The team’s mouse study (“Sleeping Sickness Is a Circadian Disorder”), published in Nature Communications, shows sleeping sickness symptoms can occur soon after infection, even before parasites accumulate in large numbers in the brain. Scientists found that the biological clocks in infected mice ran faster after parasites entered the bloodstream, resulting in inverted sleeping cycles as well as hormone and body temperature abnormalities similarly seen in patients with sleeping sickness.

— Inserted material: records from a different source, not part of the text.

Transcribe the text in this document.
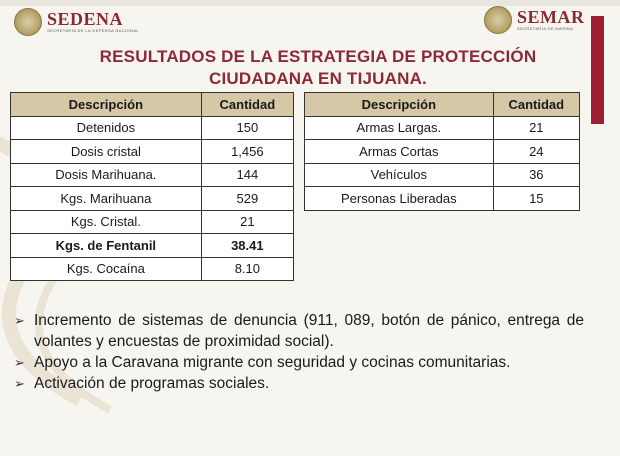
SEDENA
SECRETARÍA DE LA DEFENSA NACIONAL
SEMAR
SECRETARÍA DE MARINA
RESULTADOS DE LA ESTRATEGIA DE PROTECCIÓN
CIUDADANA EN TIJUANA.
Descripción	Cantidad
Detenidos	150
Dosis cristal	1,456
Dosis Marihuana.	144
Kgs. Marihuana	529
Kgs. Cristal.	21
Kgs. de Fentanil	38.41
Kgs. Cocaína	8.10
Descripción	Cantidad
Armas Largas.	21
Armas Cortas	24
Vehículos	36
Personas Liberadas	15
➢ Incremento de sistemas de denuncia (911, 089, botón de pánico, entrega de volantes y encuestas de proximidad social).
➢ Apoyo a la Caravana migrante con seguridad y cocinas comunitarias.
➢ Activación de programas sociales.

However, not all parasitic diseases appear to be circadian rhythm disorders: The biological clocks of mice infected with malaria were unaltered.

 

“Sleeping sickness is a fatal disease caused by Trypanosoma brucei, a unicellular parasite that lives in the bloodstream and interstitial spaces of peripheral tissues and the brain. Patients have altered sleep/wake cycles, body temperature, and endocrine profiles, but the underlying causes are unknown. Here, we show that the robust circadian rhythms of mice become phase advanced upon infection, with abnormal activity occurring during the rest phase. This advanced phase is caused by shortening of the circadian period both at the behavioral level as well as at the tissue and cell level,” write the investigators.

 

“Period shortening is T. brucei specific and independent of the host immune response, as co-culturing parasites with explants or fibroblasts also shortens the clock period, whereas malaria infection does not. We propose that T. brucei causes an advanced circadian rhythm disorder, previously associated only with mutations in clock genes, which leads to changes in the timing of sleep.”

 

“What we still need to find out is exactly what is causing the clocks to change during sleeping sickness. Is it a secretion from the parasite, or a molecule produced by the host in response to the infection? Knowing the source will help us have a better understanding of the disease and potentially block such effects.” said Dr. Figueiredo, who was recently awarded a grant from the European Research Council.

 

The study is the second recent collaborative effort between Dr. Figueiredo and Joseph Takahashi, Ph.D., at the University of Texas Southwestern Medical Center, Dallas. It builds upon research they published last year that showed for the first time that parasites have biological clocks. The study further showed that this circadian cycle renders T. brucei more vulnerable to medications during the afternoon.

 

Both findings could eventually be beneficial for patients whose bodies can’t handle side effects of the arsenic-based treatments used to eradicate the parasite. In addition to knowing which genes to target when developing new therapies, doctors hope the findings will allow them to reduce the duration and dosage of current treatments by knowing the optimal time to administer them.